There were only a handful of ridge beams.  The main portion of the roof is rafters.


Those are just cut at angles at the top and bottom, with birdsmouths cut where they sit on top of the walls and ridges.  They are just screwed from the top into the beams and walls.



Even the jack rafters that tie into the valley rafters were pretty simple.


We did have to do some fudging to get the rafters all to line up.  Here at the top, the sum of all your errors will show up.  If your walls were a little high or low, or out of square, if your ridge beams were a little twisted or off - you'll know here when you go to tie in your rafters.  Some of our rafters fit perfect.  Some were off as much as 3/8".  We did have to custom fit a few of the rafters to make it all look good on the inside.



But all in all, the rafters went up better than expected, and faster than anticipated.  


The last step is the rafters for the overhangs on the great room gables.



We have to add the decorative supports that are screwed directly to the exterior walls.  So we prepped the walls by adding a moisture barrier where the beams will tie in.  You'll also notice we've built temporary scaffolding on the upper window so we can work off a platform instead of ladders.



The supports were put together on the ground.  We've gotten smarter at this point and started not only predrilling holes but starting our screws on the ground.



These supports are very heavy but that's not the big issue.  It's that the weight is at the top, so they are very top heavy and difficult to manuever.



Once the supports are put in place, timber screws are used to tie into the walls.

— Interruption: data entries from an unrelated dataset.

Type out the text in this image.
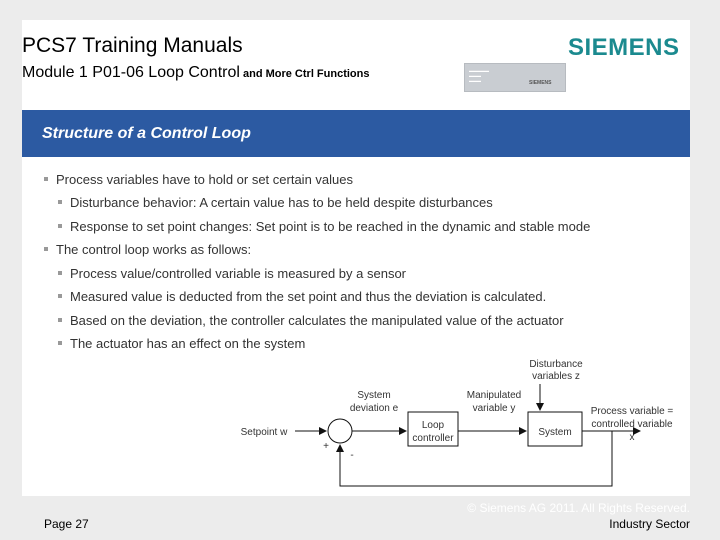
PCS7 Training Manuals
Module 1 P01-06 Loop Control and More Ctrl Functions	▬▬▬▬▬
▬▬▬
▬▬▬	SIEMENS
SIEMENS
Structure of a Control Loop
Process variables have to hold or set certain values
Disturbance behavior: A certain value has to be held despite disturbances
Response to set point changes: Set point is to be reached in the dynamic and stable mode
The control loop works as follows:
Process value/controlled variable is measured by a sensor
Measured value is deducted from the set point and thus the deviation is calculated.
Based on the deviation, the controller calculates the manipulated value of the actuator
The actuator has an effect on the system
Disturbance
variables z
System
deviation e
Manipulated
variable y	Process variable =
controlled variable
x
Setpoint w
Loop
controller
System
+
-
© Siemens AG 2011. All Rights Reserved.
Page 27	Industry Sector
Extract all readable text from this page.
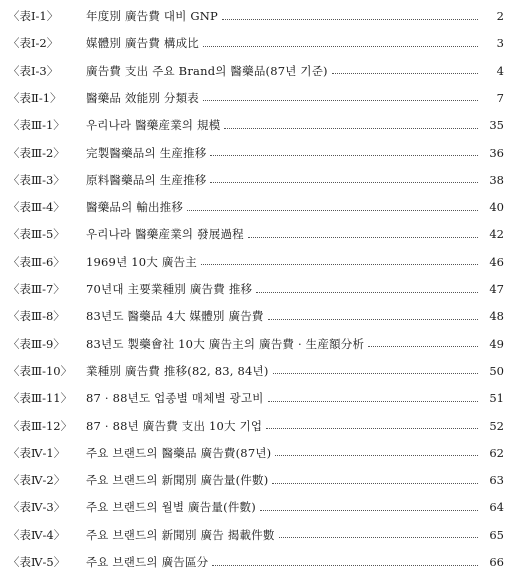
〈表Ⅰ-1〉	年度別 廣告費 대비 GNP	2
〈表Ⅰ-2〉	媒體別 廣告費 構成比	3
〈表Ⅰ-3〉	廣告費 支出 주요 Brand의 醫藥品(87년 기준)	4
〈表Ⅱ-1〉	醫藥品 效能別 分類表	7
〈表Ⅲ-1〉	우리나라 醫藥産業의 規模	35
〈表Ⅲ-2〉	完製醫藥品의 生産推移	36
〈表Ⅲ-3〉	原料醫藥品의 生産推移	38
〈表Ⅲ-4〉	醫藥品의 輸出推移	40
〈表Ⅲ-5〉	우리나라 醫藥産業의 發展過程	42
〈表Ⅲ-6〉	1969년 10大 廣告主	46
〈表Ⅲ-7〉	70년대 主要業種別 廣告費 推移	47
〈表Ⅲ-8〉	83년도 醫藥品 4大 媒體別 廣告費	48
〈表Ⅲ-9〉	83년도 製藥會社 10大 廣告主의 廣告費 · 生産額分析	49
〈表Ⅲ-10〉	業種別 廣告費 推移(82, 83, 84년)	50
〈表Ⅲ-11〉	87 · 88년도 업종별 매체별 광고비	51
〈表Ⅲ-12〉	87 · 88년 廣告費 支出 10大 기업	52
〈表Ⅳ-1〉	주요 브랜드의 醫藥品 廣告費(87년)	62
〈表Ⅳ-2〉	주요 브랜드의 新聞別 廣告量(件數)	63
〈表Ⅳ-3〉	주요 브랜드의 월별 廣告量(件數)	64
〈表Ⅳ-4〉	주요 브랜드의 新聞別 廣告 揭載件數	65
〈表Ⅳ-5〉	주요 브랜드의 廣告區分	66
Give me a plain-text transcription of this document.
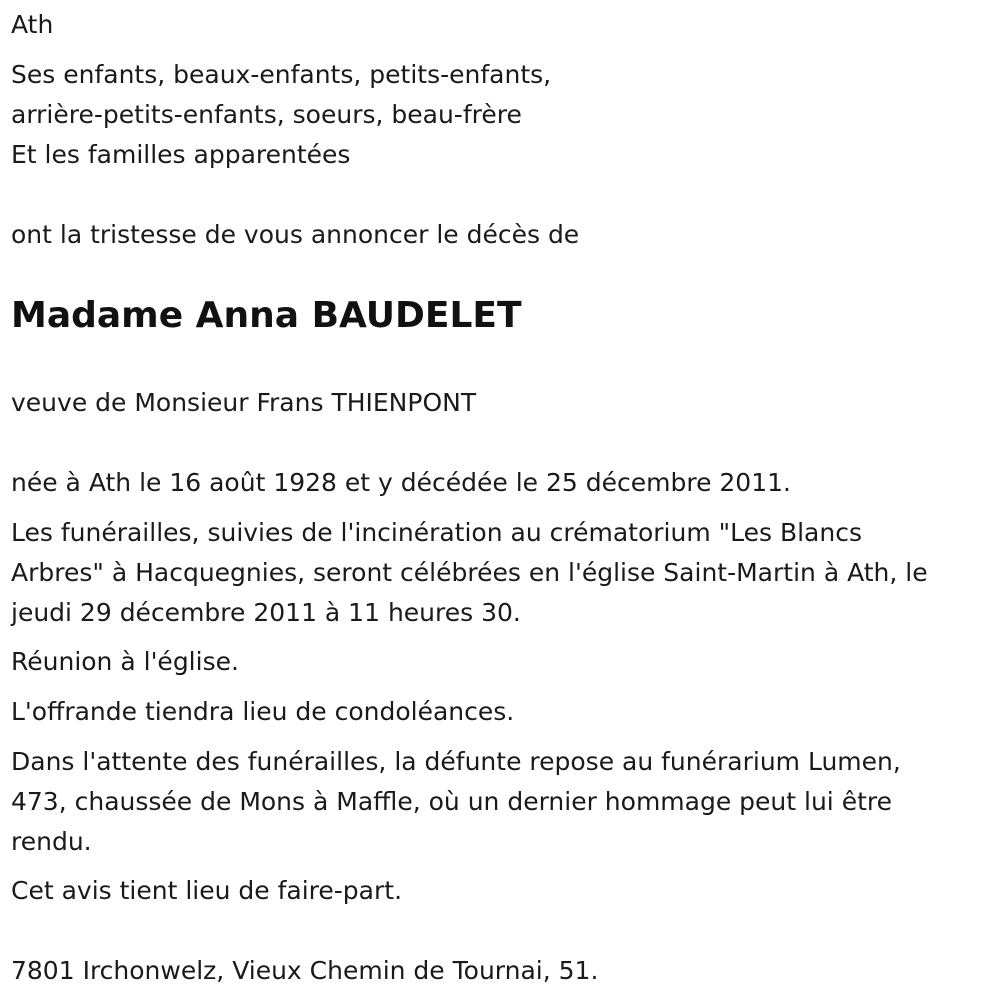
Ath
Ses enfants, beaux-enfants, petits-enfants,
arrière-petits-enfants, soeurs, beau-frère
Et les familles apparentées
ont la tristesse de vous annoncer le décès de
Madame Anna BAUDELET
veuve de Monsieur Frans THIENPONT
née à Ath le 16 août 1928 et y décédée le 25 décembre 2011.
Les funérailles, suivies de l'incinération au crématorium "Les Blancs
Arbres" à Hacquegnies, seront célébrées en l'église Saint-Martin à Ath, le
jeudi 29 décembre 2011 à 11 heures 30.
Réunion à l'église.
L'offrande tiendra lieu de condoléances.
Dans l'attente des funérailles, la défunte repose au funérarium Lumen,
473, chaussée de Mons à Maffle, où un dernier hommage peut lui être
rendu.
Cet avis tient lieu de faire-part.
7801 Irchonwelz, Vieux Chemin de Tournai, 51.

These supports were a major pain to craft and install.



And then the rafters can go on top.



The rafters are screwed to the beams with timber screws.



This is the very last rafter!



And it doesn't fit quite right .....



Nothing a little hand saw can't fix though.



And that's it!  The rafters are done!  The cabin has taken shape, and we are that much closer to having the roof shedding water.


Thanks so much for following along on our cabin build!  It's been fun to share with you!